My own elder sister I can’t stand because of her raving small-minded, bigoted, petty-bourgeois Toryism – we haven’t spoken since my mothers funeral and to be honest I don’t miss the grief. There’s nowt quite so horribly vicious as a political argument fuelled by festive booze, family history and simmering sibling rivalry.
This political argument’s a classic example, though the Hitchens’re necessarily constrained by the circumstances. It started out unpleasantly, with Christopher Hitchens telling a woman to kiss his ass, and went on from there:
[…]
Female audience member: Excuse me. I’m not usually awkward at all but I’m sitting here and we’re asked not to smoke. And I don’t like being in a room where smoking is going on.
CH (smoking heavily): Well you don’t have to stay darling, do you? I’m working here and I’m your guest, OK? And this is what I’m like; nobody has to like it.
IK Would you just stub that one out?
CH No. I cleared it with the festival a long time ago. They let me do it.
FAM We should all be allowed to smoke then.
CH Fair enough. I wouldn’t object. It might get pretty nasty though. I have a privileged position here, I’m not just one of the audience, so it would be horrible if everyone was like me. This is my last of five gigs, I’ve worked very hard for the festival. I’m going from here to Heathrow airport. If anyone doesn’t like it they can kiss my ass.
IK Would anyone like to take up that challenge?
(Laughter. Woman walks out)
IK Christopher. You’ve talked slightly with your tongue in your cheek about regretting the competition for your mother’s attention and you said in one interview with the Times: “Mothers aren’t supposed to have favourites, are they? But boys know. And to know that your mother loves you most, more than anyone, more than your father, more than your brother, which I always did know …” Did you have a firm conviction that you were favourite?
CH No, what I was expressing there and badly, too, [was] an ambition, I hoped it was true but I am sure it was not. I don’t usually use this term as a compliment but she was very even handed. Impartial. What I’m really saying there I think would be obvious to anyone who has even scanned the more accessible works of Sigmund Freud, is that had I been an only child, I could probably have handled it, to have mummy to myself and then of course to kill daddy and marry mummy. I thought I had all my ducks in a row, and suddenly to have to go to some nursing home and bring home a bundle was a shock and I may never have got over it. Took up smoking at around that time.
PH I don’t know about the parenting but there was a story, although I can’t remember anything about this, of Christopher having been discovered gleefully releasing the brake of the pram in which I was lying …

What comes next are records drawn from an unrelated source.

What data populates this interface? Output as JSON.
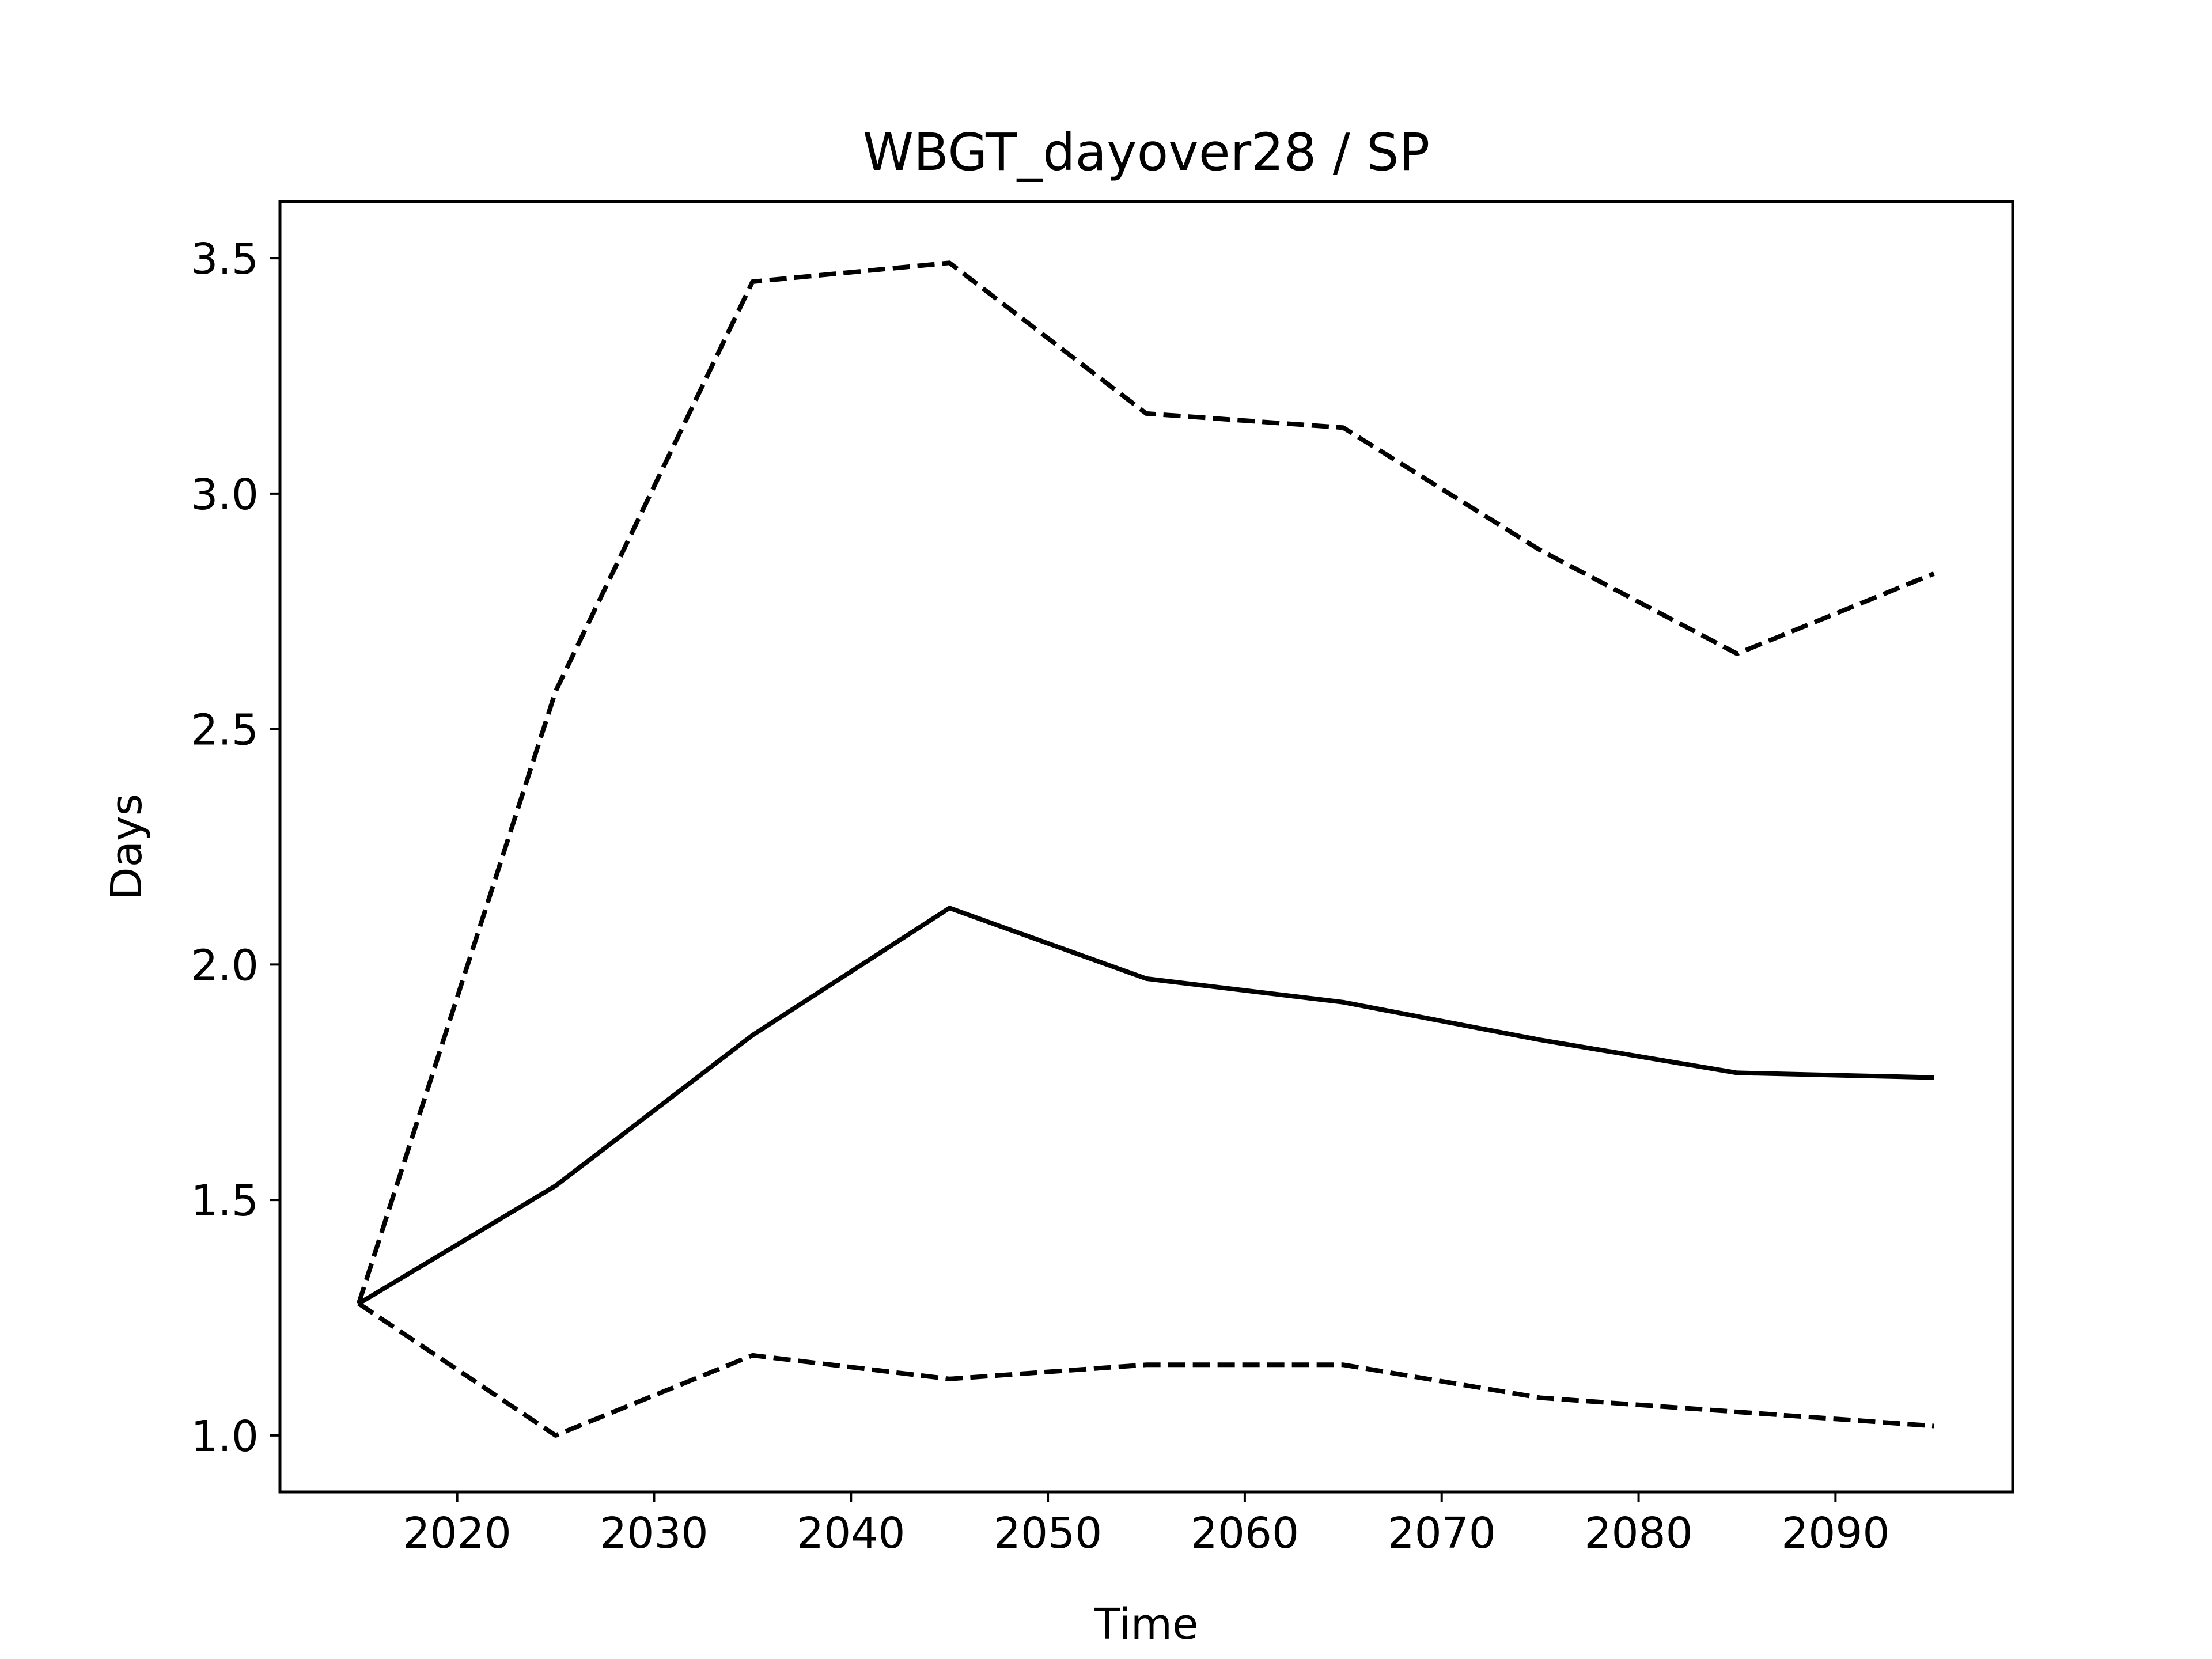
{
  "chart_data": {
    "type": "line",
    "title": "WBGT_dayover28 / SP",
    "xlabel": "Time",
    "ylabel": "Days",
    "x": [
      2015,
      2025,
      2035,
      2045,
      2055,
      2065,
      2075,
      2085,
      2095
    ],
    "xlim": [
      2011,
      2099
    ],
    "ylim": [
      0.88,
      3.62
    ],
    "xticks": [
      2020,
      2030,
      2040,
      2050,
      2060,
      2070,
      2080,
      2090
    ],
    "yticks": [
      1.0,
      1.5,
      2.0,
      2.5,
      3.0,
      3.5
    ],
    "ytick_labels": [
      "1.0",
      "1.5",
      "2.0",
      "2.5",
      "3.0",
      "3.5"
    ],
    "grid": false,
    "series": [
      {
        "style": "solid",
        "color": "#000000",
        "values": [
          1.28,
          1.53,
          1.85,
          2.12,
          1.97,
          1.92,
          1.84,
          1.77,
          1.76
        ]
      },
      {
        "style": "dashed",
        "color": "#000000",
        "values": [
          1.28,
          2.58,
          3.45,
          3.49,
          3.17,
          3.14,
          2.88,
          2.66,
          2.83
        ]
      },
      {
        "style": "dashed",
        "color": "#000000",
        "values": [
          1.28,
          1.0,
          1.17,
          1.12,
          1.15,
          1.15,
          1.08,
          1.05,
          1.02
        ]
      }
    ]
  }
}
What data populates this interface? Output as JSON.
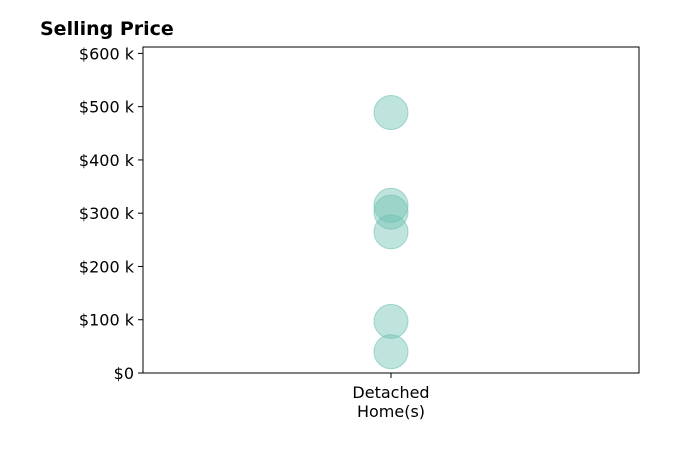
{
  "chart_data": {
    "type": "scatter",
    "title": "Selling Price",
    "categories": [
      "Detached\nHome(s)"
    ],
    "y_ticks": [
      "$0",
      "$100 k",
      "$200 k",
      "$300 k",
      "$400 k",
      "$500 k",
      "$600 k"
    ],
    "y_tick_values": [
      0,
      100000,
      200000,
      300000,
      400000,
      500000,
      600000
    ],
    "ylim": [
      0,
      612000
    ],
    "grid": false,
    "series": [
      {
        "category": "Detached\nHome(s)",
        "values": [
          40000,
          97000,
          265000,
          302000,
          315000,
          489000
        ],
        "color": "#70c1b3"
      }
    ]
  }
}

CH That’s when I took up drinking …
[…]
I still have the physical reminders of my elder sister’s anger at my own arrival, in the shape of a big scar on the corner of my eye where she hit me with a housebrick. (Was that before or after she tried to smother me in my pram? I forget.) Then there was the time she pushed me off a high wall and I broke my leg… I don’t recall her ever being punished for any of this either.
Early family experience informs our political choices much more than we think; we like to think we’ve reached our considered political positions by rational independent thinking but it’s not so simple as that; the Hitchens are a prime example. I know that it’s my own early experience of unfairness at home that made want to champion the underdog and which coloured my political views for life and I expect it’s the same for many others.
We like to think that the people we elect to take charge of our political future are acting rationally. Wouldn’t it be dreadful if it turned out that what passes for intelligent political decision-making is actually based, not on reasoning and empirical evidence, but on unresolved oedipal issues and lousy family dynamics?